Politicians inside the government rapidly lined up on either side of the feud. The Verma-Rajeshwar axis received endorsement from Rajya Sabha MP Subramanian Swamy as part of his long battle against Finance Minister Arun Jaitley. Jaitley and Adhia turned to the prime minister, seeking backing to end the crisis.
Even Modi’s desperate efforts to bring about a ceasefire failed, and the threat that Verma might use the Rafale deal as a weapon in the battle forced his hand.
Who killed the parrot?
“Industry, Impartiality, Integrity: these must always guide your work,” CBI’s founding director Dharmnath Kohli wrote to his staff when he retired in May 1968 after five years at the helm.
In those years, post-Independent India had seen the first of the corruption scandals that would tear the polity apart: improper investments by the Life Insurance Corporation had cost the then finance minister TT Krishnamachari his job; former mines minister KD Malviya was caught favouring a Kolkata firm, and the then Punjab chief minister Partap Singh Kairon resigned over an accusation of financial impropriety.
These conflicts were, arguably, inevitable in an emerging polity. Local elite was, in essence, being asked to surrender power to a central authority. In return, they were offered privileged access to wealth and power.
Bureaucrats, in turn, were able to charge rents to give outsiders access to this world of privilege.
Indira Gandhi, however, proceeded to transform the CBI into a personal hit-squad, with its chief, D Sen, playing capo. In one case, four junior bureaucrats tasked with gathering data for Parliament on a business run by her son were raided and charged with disproportionate assets. The cases eventually collapsed — but the four officers were reduced to wrecks.
In less than three years after the Janata government came to power, the CBI saw four directors — SN Mathur, CV Narasimhan, John Lobo and RD Singh — amid bitter fights over handling of post-Emergency cases against Indira Gandhi.
Former prime minister Rajiv Gandhi’s CBI director Mohan Katre sabotaged investigations into many scandals. The CBI didn’t name politicians in the chargesheet involving kickbacks for the purchase of Airbus A320 aircraft. Katre also ensured charges were not brought against Win Chadha, the Bofors’ agent in India.
The investigation team set up to look into the Bofors deal was disbanded by prime minister, Chandra Shekhar.

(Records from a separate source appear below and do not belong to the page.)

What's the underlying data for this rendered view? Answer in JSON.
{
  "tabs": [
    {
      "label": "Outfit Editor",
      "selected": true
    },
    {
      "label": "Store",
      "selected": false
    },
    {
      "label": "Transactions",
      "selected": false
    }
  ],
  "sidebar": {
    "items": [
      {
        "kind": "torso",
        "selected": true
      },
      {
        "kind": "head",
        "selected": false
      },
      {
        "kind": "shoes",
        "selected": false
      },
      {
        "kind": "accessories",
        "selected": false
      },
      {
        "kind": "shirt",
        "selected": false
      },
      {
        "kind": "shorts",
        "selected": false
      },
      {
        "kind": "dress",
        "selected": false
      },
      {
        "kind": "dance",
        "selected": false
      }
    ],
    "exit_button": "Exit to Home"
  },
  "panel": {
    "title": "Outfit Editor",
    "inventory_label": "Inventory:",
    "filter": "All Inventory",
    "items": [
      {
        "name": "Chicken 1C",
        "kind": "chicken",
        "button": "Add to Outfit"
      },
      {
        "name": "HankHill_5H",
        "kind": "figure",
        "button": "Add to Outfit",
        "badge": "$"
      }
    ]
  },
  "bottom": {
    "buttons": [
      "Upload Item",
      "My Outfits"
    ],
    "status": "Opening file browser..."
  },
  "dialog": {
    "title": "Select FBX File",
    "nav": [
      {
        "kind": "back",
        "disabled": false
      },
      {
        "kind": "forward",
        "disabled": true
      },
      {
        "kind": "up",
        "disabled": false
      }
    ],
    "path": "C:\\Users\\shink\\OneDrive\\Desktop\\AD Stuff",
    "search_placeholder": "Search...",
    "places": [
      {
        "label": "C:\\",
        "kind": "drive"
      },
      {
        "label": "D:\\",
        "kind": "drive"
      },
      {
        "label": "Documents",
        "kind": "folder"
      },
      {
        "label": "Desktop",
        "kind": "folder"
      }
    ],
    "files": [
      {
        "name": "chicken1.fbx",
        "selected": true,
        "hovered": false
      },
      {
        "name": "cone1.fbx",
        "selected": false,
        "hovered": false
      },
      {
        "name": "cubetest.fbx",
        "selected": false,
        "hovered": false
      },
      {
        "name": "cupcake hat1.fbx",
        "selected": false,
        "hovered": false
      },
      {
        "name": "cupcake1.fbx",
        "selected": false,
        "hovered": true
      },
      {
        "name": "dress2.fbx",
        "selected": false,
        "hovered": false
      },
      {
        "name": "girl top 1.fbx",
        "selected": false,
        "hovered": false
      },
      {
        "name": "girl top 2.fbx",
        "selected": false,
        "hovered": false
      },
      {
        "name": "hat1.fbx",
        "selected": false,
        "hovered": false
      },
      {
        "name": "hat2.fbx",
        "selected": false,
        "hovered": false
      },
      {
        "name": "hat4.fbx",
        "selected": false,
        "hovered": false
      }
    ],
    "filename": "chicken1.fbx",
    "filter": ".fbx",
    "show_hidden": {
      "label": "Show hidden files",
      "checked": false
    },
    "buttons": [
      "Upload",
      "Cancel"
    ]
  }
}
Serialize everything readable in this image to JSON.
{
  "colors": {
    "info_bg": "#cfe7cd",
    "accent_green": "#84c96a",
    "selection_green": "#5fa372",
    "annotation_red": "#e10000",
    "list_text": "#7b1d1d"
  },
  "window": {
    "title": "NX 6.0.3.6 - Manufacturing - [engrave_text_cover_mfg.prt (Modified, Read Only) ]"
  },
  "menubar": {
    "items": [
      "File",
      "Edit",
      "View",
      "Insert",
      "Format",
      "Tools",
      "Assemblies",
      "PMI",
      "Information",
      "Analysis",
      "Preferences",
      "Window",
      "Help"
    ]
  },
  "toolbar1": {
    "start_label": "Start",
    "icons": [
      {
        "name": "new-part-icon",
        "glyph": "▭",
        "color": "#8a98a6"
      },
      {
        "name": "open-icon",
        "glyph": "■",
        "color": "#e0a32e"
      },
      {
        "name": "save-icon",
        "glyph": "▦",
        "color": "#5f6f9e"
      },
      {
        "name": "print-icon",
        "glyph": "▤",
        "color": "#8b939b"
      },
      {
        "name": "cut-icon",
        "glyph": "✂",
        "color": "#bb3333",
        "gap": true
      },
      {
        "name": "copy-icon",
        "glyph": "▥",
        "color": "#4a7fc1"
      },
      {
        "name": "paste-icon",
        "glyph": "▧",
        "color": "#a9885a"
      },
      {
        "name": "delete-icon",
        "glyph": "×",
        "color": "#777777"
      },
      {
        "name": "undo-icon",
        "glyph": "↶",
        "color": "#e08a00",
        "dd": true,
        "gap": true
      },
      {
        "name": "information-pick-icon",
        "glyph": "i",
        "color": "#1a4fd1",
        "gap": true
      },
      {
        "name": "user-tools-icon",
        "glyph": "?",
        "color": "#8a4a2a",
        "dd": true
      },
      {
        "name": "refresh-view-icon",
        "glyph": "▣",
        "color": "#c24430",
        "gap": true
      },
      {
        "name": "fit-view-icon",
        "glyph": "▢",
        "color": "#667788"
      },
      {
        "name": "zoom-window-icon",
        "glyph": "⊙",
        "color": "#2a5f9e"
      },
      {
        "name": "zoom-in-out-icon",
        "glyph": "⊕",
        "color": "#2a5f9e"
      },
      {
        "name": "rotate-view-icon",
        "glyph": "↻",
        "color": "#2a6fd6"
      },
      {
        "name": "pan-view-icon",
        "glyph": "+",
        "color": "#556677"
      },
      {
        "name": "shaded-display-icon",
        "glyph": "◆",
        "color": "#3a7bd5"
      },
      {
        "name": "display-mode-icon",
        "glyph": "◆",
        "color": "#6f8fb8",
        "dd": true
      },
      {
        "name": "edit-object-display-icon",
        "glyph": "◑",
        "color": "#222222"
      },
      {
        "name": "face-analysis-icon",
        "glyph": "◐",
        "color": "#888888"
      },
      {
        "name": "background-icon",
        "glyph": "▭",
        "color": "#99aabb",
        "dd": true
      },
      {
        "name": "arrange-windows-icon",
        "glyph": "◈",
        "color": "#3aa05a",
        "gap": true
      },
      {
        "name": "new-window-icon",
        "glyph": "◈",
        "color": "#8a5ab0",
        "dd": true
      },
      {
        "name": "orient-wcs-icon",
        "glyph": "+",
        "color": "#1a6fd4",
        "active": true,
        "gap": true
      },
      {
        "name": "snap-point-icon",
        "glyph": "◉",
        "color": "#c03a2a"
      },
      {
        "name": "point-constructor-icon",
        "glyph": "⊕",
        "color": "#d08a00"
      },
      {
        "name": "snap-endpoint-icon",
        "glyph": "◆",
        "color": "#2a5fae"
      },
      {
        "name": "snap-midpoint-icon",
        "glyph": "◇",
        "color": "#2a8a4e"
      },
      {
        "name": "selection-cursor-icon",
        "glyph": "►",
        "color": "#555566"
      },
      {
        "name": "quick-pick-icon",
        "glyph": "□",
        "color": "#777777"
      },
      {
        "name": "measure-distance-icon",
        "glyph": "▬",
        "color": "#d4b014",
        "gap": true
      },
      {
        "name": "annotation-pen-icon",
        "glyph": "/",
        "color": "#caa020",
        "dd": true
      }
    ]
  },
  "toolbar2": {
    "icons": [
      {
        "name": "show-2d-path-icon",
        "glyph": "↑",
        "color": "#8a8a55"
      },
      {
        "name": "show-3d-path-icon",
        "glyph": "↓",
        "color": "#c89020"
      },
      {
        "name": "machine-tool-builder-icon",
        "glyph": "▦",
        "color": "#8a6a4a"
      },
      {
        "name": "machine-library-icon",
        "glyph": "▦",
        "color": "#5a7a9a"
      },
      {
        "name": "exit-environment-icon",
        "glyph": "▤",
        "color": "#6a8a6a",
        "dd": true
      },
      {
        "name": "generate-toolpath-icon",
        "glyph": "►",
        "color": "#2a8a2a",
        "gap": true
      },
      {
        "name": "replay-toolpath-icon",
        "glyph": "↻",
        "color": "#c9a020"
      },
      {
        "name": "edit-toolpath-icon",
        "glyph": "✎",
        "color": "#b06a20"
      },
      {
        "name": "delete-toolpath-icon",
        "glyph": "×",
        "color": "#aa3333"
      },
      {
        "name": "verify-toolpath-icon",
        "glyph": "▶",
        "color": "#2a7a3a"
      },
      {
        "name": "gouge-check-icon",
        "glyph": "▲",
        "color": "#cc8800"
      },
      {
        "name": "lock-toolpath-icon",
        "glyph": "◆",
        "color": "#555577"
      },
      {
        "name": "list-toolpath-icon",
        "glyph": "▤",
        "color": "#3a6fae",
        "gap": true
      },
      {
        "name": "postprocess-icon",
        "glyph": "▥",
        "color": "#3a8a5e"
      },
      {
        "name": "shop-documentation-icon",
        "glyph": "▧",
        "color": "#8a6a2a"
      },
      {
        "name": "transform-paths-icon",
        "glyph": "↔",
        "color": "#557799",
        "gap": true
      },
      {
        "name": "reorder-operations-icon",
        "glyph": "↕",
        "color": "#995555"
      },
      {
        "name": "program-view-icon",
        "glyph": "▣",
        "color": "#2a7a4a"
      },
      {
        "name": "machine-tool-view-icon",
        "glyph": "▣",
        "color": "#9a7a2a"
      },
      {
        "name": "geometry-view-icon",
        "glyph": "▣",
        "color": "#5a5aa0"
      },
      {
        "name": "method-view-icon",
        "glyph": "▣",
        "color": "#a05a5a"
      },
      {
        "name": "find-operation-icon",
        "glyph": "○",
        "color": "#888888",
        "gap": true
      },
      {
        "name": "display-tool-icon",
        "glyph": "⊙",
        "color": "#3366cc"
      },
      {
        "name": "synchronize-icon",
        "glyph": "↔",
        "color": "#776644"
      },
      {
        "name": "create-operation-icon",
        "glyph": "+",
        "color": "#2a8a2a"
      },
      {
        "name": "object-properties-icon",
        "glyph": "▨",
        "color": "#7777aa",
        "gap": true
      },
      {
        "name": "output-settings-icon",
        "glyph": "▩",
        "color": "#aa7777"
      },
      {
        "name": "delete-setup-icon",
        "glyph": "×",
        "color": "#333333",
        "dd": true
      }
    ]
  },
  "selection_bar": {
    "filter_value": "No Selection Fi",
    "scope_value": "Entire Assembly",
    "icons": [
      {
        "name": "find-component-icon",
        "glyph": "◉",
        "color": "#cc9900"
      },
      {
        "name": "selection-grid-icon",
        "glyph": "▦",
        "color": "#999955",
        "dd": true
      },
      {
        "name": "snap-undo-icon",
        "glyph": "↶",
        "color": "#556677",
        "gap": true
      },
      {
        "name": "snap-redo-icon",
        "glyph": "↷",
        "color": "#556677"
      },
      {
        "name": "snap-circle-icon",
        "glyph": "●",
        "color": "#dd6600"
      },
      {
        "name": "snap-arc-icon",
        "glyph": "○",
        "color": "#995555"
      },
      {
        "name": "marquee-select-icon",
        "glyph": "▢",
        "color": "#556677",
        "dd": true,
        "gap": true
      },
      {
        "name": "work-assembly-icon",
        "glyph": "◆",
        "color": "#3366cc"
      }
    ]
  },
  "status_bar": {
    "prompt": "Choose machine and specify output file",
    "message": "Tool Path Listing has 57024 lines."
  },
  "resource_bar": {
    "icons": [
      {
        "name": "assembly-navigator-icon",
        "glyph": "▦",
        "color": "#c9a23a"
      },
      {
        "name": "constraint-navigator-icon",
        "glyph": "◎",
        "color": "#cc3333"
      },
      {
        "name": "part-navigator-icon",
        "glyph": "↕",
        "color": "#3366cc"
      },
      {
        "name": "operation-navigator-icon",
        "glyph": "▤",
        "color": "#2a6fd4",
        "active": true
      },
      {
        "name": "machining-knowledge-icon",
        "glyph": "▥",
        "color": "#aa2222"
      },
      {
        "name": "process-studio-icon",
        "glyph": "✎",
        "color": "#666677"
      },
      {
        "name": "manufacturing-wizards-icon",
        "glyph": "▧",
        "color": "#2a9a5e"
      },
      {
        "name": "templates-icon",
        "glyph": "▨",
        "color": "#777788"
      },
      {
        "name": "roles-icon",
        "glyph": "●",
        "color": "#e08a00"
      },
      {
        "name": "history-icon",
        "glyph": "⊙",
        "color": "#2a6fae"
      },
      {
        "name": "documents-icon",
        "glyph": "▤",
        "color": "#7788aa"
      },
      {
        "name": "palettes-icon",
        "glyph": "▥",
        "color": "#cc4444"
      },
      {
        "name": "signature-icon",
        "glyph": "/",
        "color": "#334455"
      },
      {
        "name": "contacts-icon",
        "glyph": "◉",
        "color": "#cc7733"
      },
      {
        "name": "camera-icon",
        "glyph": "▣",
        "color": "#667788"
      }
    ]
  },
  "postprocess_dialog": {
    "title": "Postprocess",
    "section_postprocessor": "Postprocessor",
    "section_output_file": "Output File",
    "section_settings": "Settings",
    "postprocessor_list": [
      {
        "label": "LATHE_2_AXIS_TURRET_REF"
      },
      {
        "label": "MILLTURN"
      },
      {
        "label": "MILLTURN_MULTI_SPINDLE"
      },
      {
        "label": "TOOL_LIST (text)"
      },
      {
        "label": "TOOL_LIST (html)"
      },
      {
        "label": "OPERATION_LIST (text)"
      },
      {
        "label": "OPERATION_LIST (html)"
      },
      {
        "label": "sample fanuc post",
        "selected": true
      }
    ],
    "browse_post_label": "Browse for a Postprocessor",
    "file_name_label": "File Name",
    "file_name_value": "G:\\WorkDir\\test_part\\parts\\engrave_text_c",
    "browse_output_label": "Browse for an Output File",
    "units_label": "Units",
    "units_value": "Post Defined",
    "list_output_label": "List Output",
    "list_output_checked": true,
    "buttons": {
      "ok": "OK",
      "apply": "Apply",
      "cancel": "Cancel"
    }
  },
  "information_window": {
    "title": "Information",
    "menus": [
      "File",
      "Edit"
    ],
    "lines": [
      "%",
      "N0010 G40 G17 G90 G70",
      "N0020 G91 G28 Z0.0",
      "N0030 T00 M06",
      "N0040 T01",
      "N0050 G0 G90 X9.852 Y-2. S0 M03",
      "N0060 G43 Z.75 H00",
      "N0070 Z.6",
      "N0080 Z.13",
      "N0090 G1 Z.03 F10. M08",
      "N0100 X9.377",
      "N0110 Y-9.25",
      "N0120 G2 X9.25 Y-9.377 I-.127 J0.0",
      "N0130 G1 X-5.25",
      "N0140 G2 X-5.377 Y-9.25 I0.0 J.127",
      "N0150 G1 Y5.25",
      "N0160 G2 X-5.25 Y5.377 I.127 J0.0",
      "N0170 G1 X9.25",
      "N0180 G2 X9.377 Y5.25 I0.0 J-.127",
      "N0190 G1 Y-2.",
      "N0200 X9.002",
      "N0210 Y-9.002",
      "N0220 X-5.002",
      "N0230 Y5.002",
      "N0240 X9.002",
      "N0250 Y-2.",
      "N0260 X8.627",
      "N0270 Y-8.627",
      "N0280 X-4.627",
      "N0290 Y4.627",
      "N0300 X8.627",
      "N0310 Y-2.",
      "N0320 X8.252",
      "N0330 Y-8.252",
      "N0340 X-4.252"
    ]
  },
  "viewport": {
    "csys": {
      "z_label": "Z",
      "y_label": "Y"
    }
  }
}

Thus it went on: SK Datta incurred the government’s wrath for pursuing bureaucrats named in the stock market scandal of 1992. His successor, K Vijaya Rama Rao, was accused of using corruption cases to silence former prime minister Narasimha Rao’s opponents in the Congress, and Joginder Singh, hand-picked by former prime minister HD Deve Gowda, was eventually shunted out for moving against a critical ally, the then Bihar chief minister Lalu Prasad Yadav.
To pursue Amit Shah, the Manmohan Singh government was willing to overlook corruption. Last year, former CBI director Ranjit Sinha was accused of sabotaging the coal block scandal. Another former chief, Amar Pratap Singh, is being investigated for his ties to a Congress-linked businessman.
The Modi government did just the same, with predictable consequences. If Asthana or Verma, or both, are telling the truth about each other, the government is responsible for appointing and nurturing criminals in uniform. If both are incorrect, the government will have to answer for putting in office delusional, even crazed, individuals. For the prime minister, there is no way to emerge from this morass untainted.
Five decades ago, when Verma was still in college, the then home minister YB Chavan had promised a new law to regulate the CBI. In 1978, the LP Singh committee made suggestions to improve CBI functioning. In 1991-1992, a parliamentary standing committee called for a legislation to regulate the agency.
No government has shown the conviction needed to deliver on these promises: expedience seduces more surely than the most attractive principles.
The parrot’s corpse must be autopsied — and the cage thrown away — for any change to become possible. There’s no sign of political leadership, though that might be willing to do that.